Bien vivante celle-là..., et très Américaine pour sa part, Hillary Clinton apparaîtra sous une forme plus «vulgarisée», du moins plus démystifiée, à travers le regard de deux journalistes de La Presse, Richard Hétu et Alexandre Sirois, qui font paraître Madame America – 100 clés pour comprendre Hillary Clinton, qui pourrait cette année devenir la première présidente des États-Unis. Qu’on aime ou pas sa manière de faire, ses discours, ses notes discordantes, ses contradictions ou son sérieux, difficile de ne pas voir chez elle une figure d’intelligence, de distinction et d’entêtement. Ce livre des éditions La Presse, qui présentera la dame comme on l’a rarement lu, est attendu pour le 18 janvier. Et si elle est élue, invitera-t-elle Céline Dion, sa petite cousine de la fesse gauche, à chanter lors de sa soirée d’investiture? Ça, le livre ne le dit pas, mais en attendant, le retour de notre Céline nationale sur les planches du Québec durant l’été 2016 crée beaucoup d’attentes chez ses fans.
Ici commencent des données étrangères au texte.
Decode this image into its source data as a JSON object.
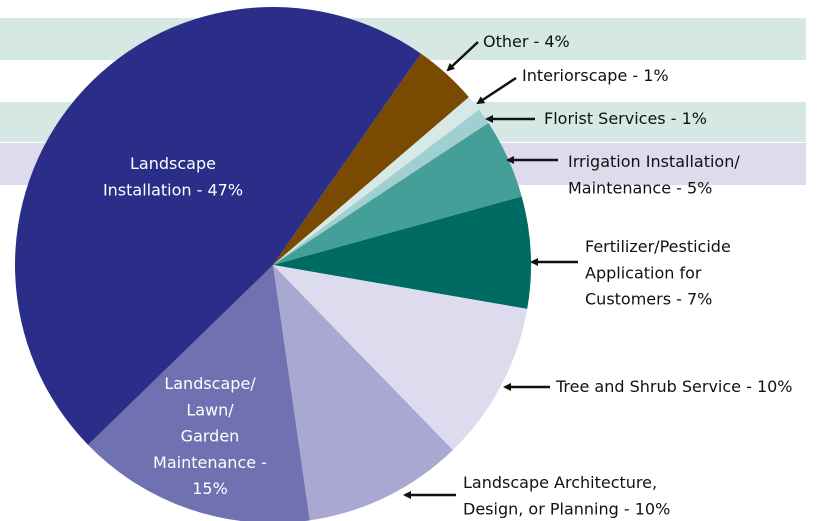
{
  "chart_data": {
    "type": "pie",
    "categories": [
      [
        "Other - 4%"
      ],
      [
        "Interiorscape - 1%"
      ],
      [
        "Florist Services - 1%"
      ],
      [
        "Irrigation Installation/",
        "Maintenance - 5%"
      ],
      [
        "Fertilizer/Pesticide",
        "Application for",
        "Customers - 7%"
      ],
      [
        "Tree and Shrub Service - 10%"
      ],
      [
        "Landscape Architecture,",
        "Design, or Planning - 10%"
      ],
      [
        "Landscape/",
        "Lawn/",
        "Garden",
        "Maintenance -",
        "15%"
      ],
      [
        "Landscape",
        "Installation - 47%"
      ]
    ],
    "values": [
      4,
      1,
      1,
      5,
      7,
      10,
      10,
      15,
      47
    ],
    "colors": [
      "#7a4a02",
      "#d6e9e6",
      "#9fd0cf",
      "#459f99",
      "#006b62",
      "#dcdcee",
      "#a9a8d3",
      "#7071b0",
      "#2a2e89"
    ]
  }
}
Cet événement risque en effet de marquer l’année culturelle. En souhaitant que la santé de René Angelil lui permette d’être à son plein potentiel…
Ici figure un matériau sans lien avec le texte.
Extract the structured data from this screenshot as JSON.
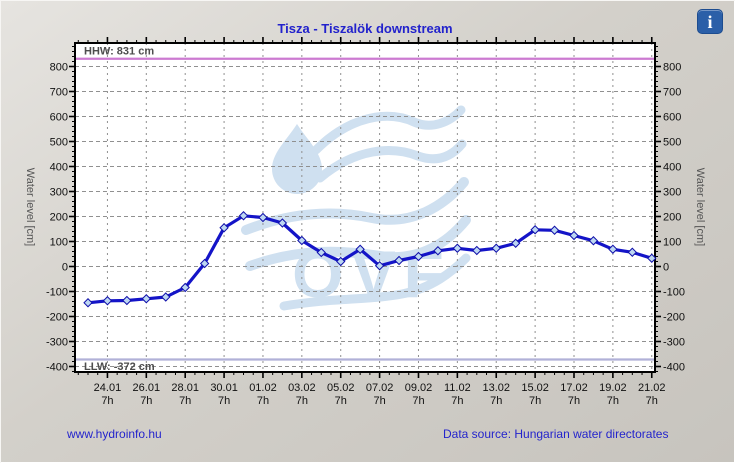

À la télévision québécoise aussi, ce sont nos actrices qui ont la cote, à commencer par Julie Perreault, qui occupe le rôle de premier plan de la nouvelle enseignante de 30 vies sur ICI Radio-Canada télé. Puis, sur le réseau TVA, elle reprendra dès le 11 janvier le collier de ses Jeunes loups dans la peau de Claudie St-Laurent. C’est sans doute Les pays d’en haut qui sera LA série de l’année avec un rôle majeur pour Sarah-Jeanne Labrosse qui incarne la fameuse Donalda, campée dans la première série par Andrée Champagne, qui avait dix-sept ans lorsqu'elle a obtenu ce rôle qui l’a propulsée. Il serait fort étonnant que Sarah-Jeanne Labrosse, contrairement à sa prédecesseure des années 50, se mette recevoir à la maison Radio-Canada des denrées et couvertures de la part de téléspectateurs qui la prendront en pitié… Espérons que cette nouvelle année ne voie pas éclore trop de Séraphin Poudrier sur nos ondes et tribunes québécoises. Un seul, et fictif, dieu soit loué, c’est bien assez!
À la vie, à la mer
Puisque l’année commence avec des femmes, j’aimerais souligner le décès d’une écrivaine de Sept-Îles que j’affectionnais particulièrement et qui va me manquer beaucoup. Myriam Caron nous a quittés le 3 janvier des suites d’un cancer du cerveau. Elle amorçait la quarantaine, elle avait une plume formidable, des idées ingénieuses, un sourire craquant, une passion pour le surf, pour l’eau et un sincère amour de la vie. Elle laisse derrière elle des romans, des projets, des amis, une famille, un fils… et cette phrase comme pour donner le ton à l’année: «Mords dans la vie, quand l'occasion se présente, saute dessus, niaise pas.» Ciao Mimi. Xx
Je craque pour…
Tout le monde m’en parlait, je n’avais jamais entendu la musique de l’auteur-compositeur-interprète américain Sufjan Stevens. Voilà que c’est fait et c’est tellement bon que j’embête vraiment la maisonnée à force de faire rouler Carrie & Lowell en boucles et à tue-tête. Oui, il est question de mort, de renaissance, de souvenirs, de ceux qui partent parfois et qui ne reviendront pas. C’est triste parfois, mais même dans la mélancolie, il y a un éclat qui donne envie de continuer la route, coûte que coûte, le regard un peu différent.